Czasami moja rodzina ma ochotę na lekki obiad bez mięsa, wtedy chętnie robię właśnie taką zapiekankę - szczególnie w sezonie na cukinię.
Pyszne warzywa zanurzone w aromatycznym sosie pomidorowym wprost rozpływają się w ustach. To nie tylko pomysł na rodzinny posiłek, ale śmiało można zaserwować go także gościom.
- 1 bakłażan,
- 2 cukinie,
- 3 pomidory rzymskie,
- 400 g pomidorów krojonych z puszki,
- 1 mała cebula,
- 1 mała marchewka,
- 4 ząbki czosnku,
- 4 łyżki oliwy z oliwek,
- 2 łyżeczki suszonej bazylii,
- ½ łyżeczki suszonej natki pietruszki,
- ½ łyżeczki soli,
- ½ łyżeczki czarnego pieprzu.
Marchewkę zetrzyj na tarce o dużych oczkach, a cebulę i czosnek drobno posiekaj.

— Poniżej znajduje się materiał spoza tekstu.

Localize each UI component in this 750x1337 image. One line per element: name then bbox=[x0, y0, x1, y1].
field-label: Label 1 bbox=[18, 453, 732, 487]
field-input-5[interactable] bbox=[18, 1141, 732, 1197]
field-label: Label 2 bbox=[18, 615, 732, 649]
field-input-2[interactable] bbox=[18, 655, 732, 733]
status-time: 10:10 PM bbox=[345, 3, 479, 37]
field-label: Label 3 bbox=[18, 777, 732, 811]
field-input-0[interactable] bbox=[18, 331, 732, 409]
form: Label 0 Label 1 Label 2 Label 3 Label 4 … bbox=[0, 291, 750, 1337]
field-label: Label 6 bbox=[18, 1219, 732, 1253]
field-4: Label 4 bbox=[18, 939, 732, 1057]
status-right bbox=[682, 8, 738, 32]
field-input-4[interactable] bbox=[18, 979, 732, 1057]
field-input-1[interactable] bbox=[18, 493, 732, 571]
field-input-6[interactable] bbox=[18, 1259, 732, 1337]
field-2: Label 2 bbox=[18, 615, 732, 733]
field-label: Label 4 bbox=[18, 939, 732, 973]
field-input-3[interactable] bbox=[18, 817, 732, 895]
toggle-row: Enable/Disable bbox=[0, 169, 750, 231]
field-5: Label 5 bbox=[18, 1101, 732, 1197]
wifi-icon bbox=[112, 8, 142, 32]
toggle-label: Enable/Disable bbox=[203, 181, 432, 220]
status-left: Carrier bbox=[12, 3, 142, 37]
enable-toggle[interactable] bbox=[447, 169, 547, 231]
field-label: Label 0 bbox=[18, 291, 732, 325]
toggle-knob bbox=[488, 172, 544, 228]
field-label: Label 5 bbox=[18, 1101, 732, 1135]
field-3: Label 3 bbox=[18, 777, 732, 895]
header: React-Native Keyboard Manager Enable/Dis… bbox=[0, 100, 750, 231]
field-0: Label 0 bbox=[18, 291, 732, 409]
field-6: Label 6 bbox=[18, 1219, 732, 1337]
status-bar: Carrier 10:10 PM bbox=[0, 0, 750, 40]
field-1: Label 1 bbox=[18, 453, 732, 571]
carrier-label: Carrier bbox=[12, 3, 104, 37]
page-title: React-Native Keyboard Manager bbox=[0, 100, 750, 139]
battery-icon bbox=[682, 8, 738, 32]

Na patelni rozgrzej 2 łyżki oliwy z oliwek. Dodaj marchewkę, cebulę i czosnek. Smaż je przez ok. 5 minut, do miękkości. Następnie dodaj pomidory z puszki, sól i pieprz. Gotuj całość aż lekko zgęstnieje, a następnie przelej sos do naczynia żaroodpornego.

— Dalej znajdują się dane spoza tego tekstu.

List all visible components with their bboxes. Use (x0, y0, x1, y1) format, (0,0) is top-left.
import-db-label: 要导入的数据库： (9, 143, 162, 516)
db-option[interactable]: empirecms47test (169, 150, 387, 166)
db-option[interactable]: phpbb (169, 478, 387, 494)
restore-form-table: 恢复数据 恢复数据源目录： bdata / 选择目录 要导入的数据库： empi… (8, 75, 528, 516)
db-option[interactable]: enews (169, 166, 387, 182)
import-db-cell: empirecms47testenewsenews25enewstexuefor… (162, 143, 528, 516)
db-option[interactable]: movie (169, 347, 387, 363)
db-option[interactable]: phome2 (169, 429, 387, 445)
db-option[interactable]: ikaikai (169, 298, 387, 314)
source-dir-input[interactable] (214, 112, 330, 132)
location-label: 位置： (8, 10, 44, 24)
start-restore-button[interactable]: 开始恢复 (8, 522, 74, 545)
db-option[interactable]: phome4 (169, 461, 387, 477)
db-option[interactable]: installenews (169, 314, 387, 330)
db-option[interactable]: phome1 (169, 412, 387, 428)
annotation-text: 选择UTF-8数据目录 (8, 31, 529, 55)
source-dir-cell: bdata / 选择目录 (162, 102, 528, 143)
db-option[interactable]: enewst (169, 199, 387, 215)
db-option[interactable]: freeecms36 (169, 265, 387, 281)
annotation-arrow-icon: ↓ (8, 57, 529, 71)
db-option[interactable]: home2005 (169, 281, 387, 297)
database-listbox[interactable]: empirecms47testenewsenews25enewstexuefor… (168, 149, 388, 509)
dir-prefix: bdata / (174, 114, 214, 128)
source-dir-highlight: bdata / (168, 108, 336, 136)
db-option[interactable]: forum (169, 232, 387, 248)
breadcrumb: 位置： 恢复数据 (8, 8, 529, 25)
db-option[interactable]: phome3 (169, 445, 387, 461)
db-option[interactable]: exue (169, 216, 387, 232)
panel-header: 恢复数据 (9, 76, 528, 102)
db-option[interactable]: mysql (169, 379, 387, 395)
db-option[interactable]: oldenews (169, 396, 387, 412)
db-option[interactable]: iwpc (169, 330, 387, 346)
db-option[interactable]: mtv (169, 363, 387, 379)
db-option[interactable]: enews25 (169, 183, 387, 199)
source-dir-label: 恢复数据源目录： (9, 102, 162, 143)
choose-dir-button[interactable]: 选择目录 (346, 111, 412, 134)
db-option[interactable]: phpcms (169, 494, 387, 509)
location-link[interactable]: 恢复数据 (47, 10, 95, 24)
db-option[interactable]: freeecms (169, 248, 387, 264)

Bakłażan, cukinie i pomidory pokrój w cienkie plastry. Układaj pokrojone warzywa pionowo w sosie – w ustalonej kolejności lub losowo. Posmaruj je pozostałymi dwoma łyżkami oliwy.

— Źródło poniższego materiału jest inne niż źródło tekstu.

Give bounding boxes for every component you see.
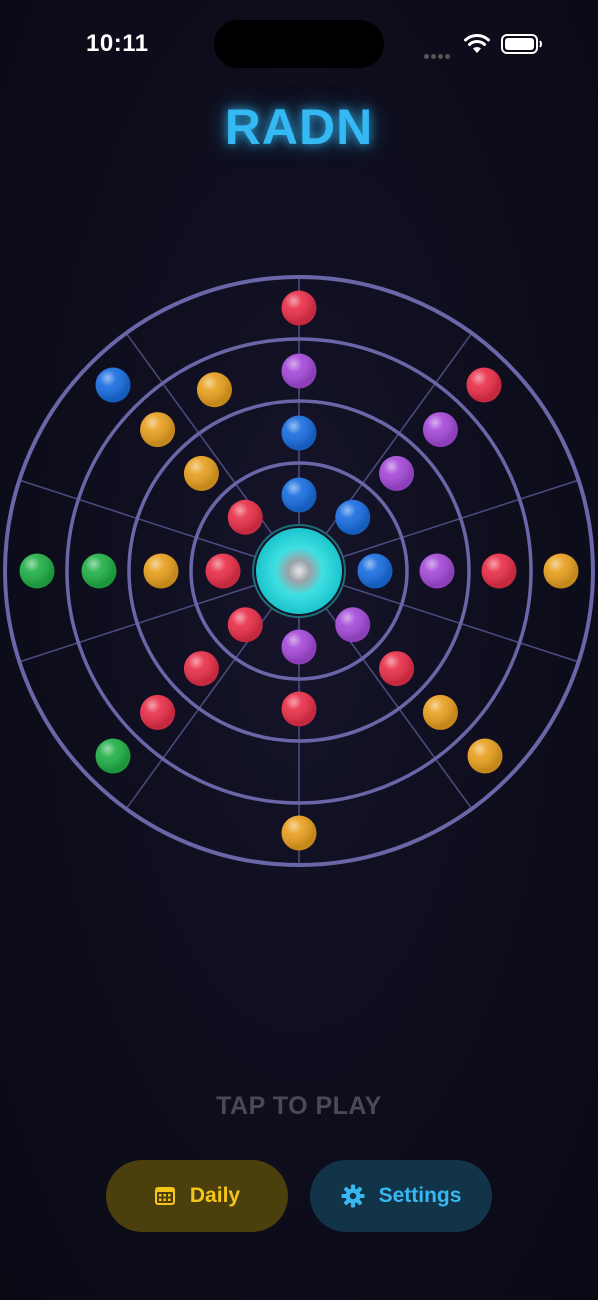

Naczynie przykryj folią aluminiową i wstaw do piekarnika rozgrzanego do 190 st. Celsjusza. Piecz letnią zapiekankę przez 30 minut, a następnie zdejmij przykrycie i piecz przez następne 10 minut.
Zapiekankę podawaj na ciepło, od razu po przygotowaniu.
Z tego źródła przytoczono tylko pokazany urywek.